I drank a caffeinated soda at 8 pm and now am wide awake at 2:30 am. Tomorrow will be full of naps. The funny thing is that caffeine doesn’t usually keep me up. In fact, it often makes me sleepy. Not tonight apparently. Ugh.
This morning Cruel Fate by Kelley Armstrong turned up on my doorstep. This afternoon, I’ve finished it.
Have you read The Friend, Jenny, by Sigrid Nunez? I just finished it the other day. It’s about a woman’s friendship with a dog (a great dane) helps her come to terms with the death of a friend. Lovely writing. Thoughtful.
Nope. I’ll have to look for it.
I read The Long Way to a Small Angry Planet (Wayfarers #1) yesterday and it was so great that I immediately moved on to Wayfarers #2 and am halfway through that. If you’ve read all the MurderBot books and need more space opera I highly recommend this.

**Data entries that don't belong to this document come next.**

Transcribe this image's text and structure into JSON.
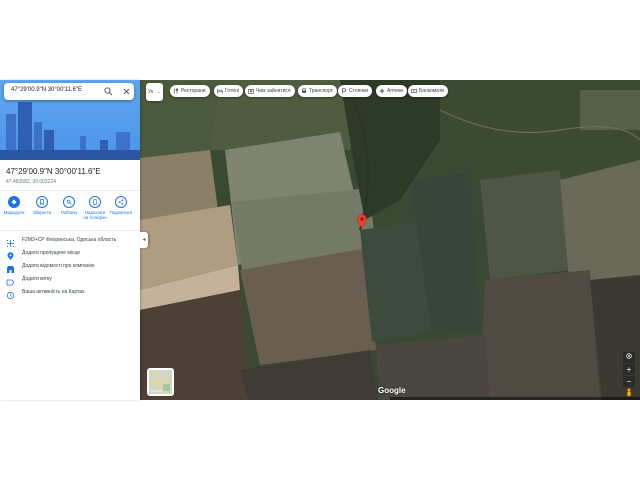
{
  "search": {
    "query": "47°29'00.9\"N 30°00'11.6\"E"
  },
  "place": {
    "title": "47°29'00.9\"N 30°00'11.6\"E",
    "coords": "47.483582, 30.003224"
  },
  "actions": [
    {
      "label": "Маршрути",
      "icon": "directions-icon"
    },
    {
      "label": "Зберегти",
      "icon": "bookmark-icon"
    },
    {
      "label": "Поблизу",
      "icon": "nearby-icon"
    },
    {
      "label": "Надіслати на телефон",
      "icon": "send-to-phone-icon"
    },
    {
      "label": "Поділитися",
      "icon": "share-icon"
    }
  ],
  "info": [
    {
      "text": "F2M3+CP Флоринська, Одеська область",
      "icon": "plus-code-icon"
    },
    {
      "text": "Додати пропущене місце",
      "icon": "add-place-icon"
    },
    {
      "text": "Додати відомості про компанію",
      "icon": "business-icon"
    },
    {
      "text": "Додати мітку",
      "icon": "label-icon"
    },
    {
      "text": "Ваша активність на Картах",
      "icon": "history-icon"
    }
  ],
  "map": {
    "language_label": "Ук",
    "chips": [
      {
        "label": "Ресторани",
        "icon": "restaurant-icon"
      },
      {
        "label": "Готелі",
        "icon": "hotel-icon"
      },
      {
        "label": "Чим зайнятися",
        "icon": "things-to-do-icon"
      },
      {
        "label": "Транспорт",
        "icon": "transit-icon"
      },
      {
        "label": "Стоянки",
        "icon": "parking-icon"
      },
      {
        "label": "Аптеки",
        "icon": "pharmacy-icon"
      },
      {
        "label": "Банкомати",
        "icon": "atm-icon"
      }
    ],
    "layers_label": "Шари",
    "attribution": "Google",
    "zoom_in": "+",
    "zoom_out": "−",
    "accent": "#1a73e8",
    "pin_color": "#ea4335"
  }
}
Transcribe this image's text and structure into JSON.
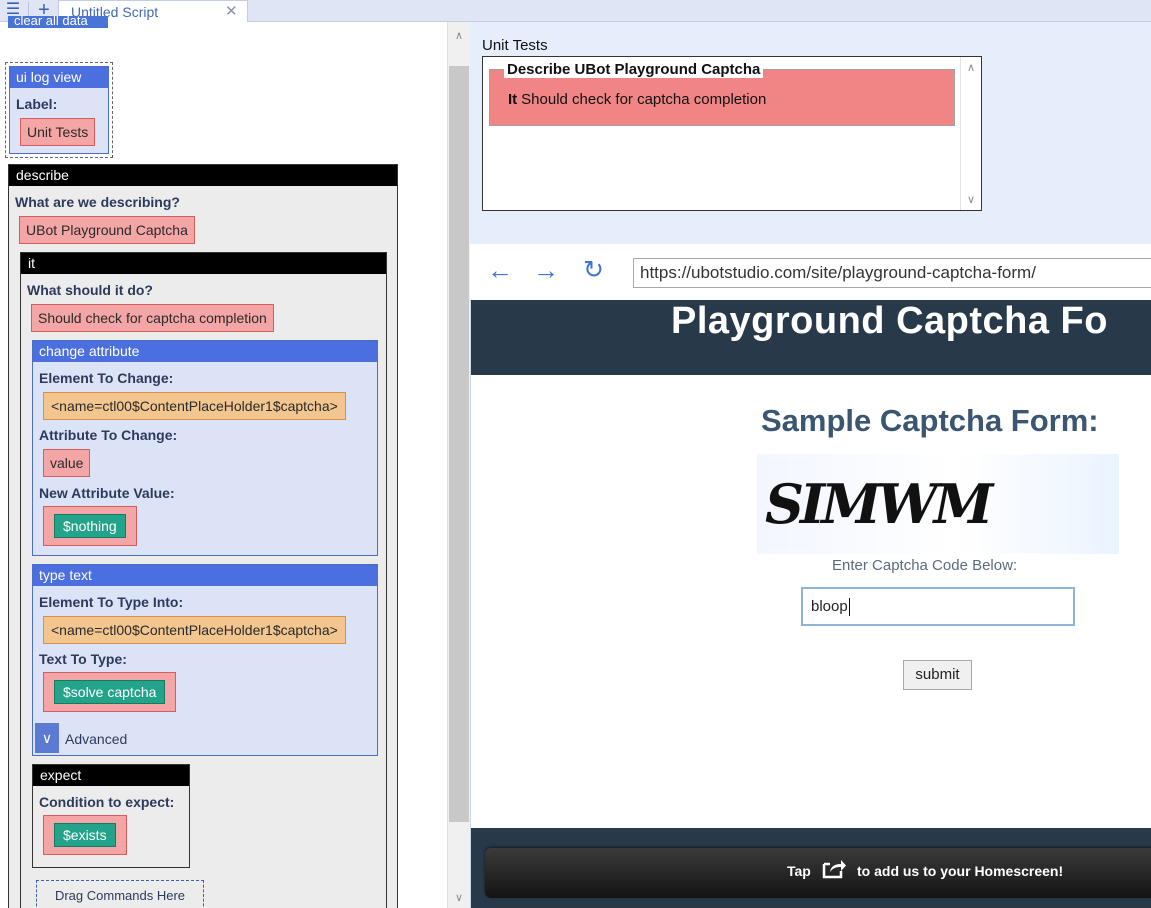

I read Barbara O’Neal’s new one, When We Believed In Mermaids which was very good. All of her books are very good. Then Sweep of the Blade which I hadn’t read all of on the blog and thoroughly enjoyed and then Echo North by Joanna Ruth Meyer which is a fairy tale mashup/retelling so if you like books like Uprooted, Robin McKinley’s Beauty etc or Fire and Hemlock, you will probably enjoy a lot.
Read Every Wild Heart by Meg Donahue on the plane home. Skipped a few pages otherwise okay. Got it from Book Pub a while ago. Slowly going through unread books on nook. Bought a lot of different genres and authors.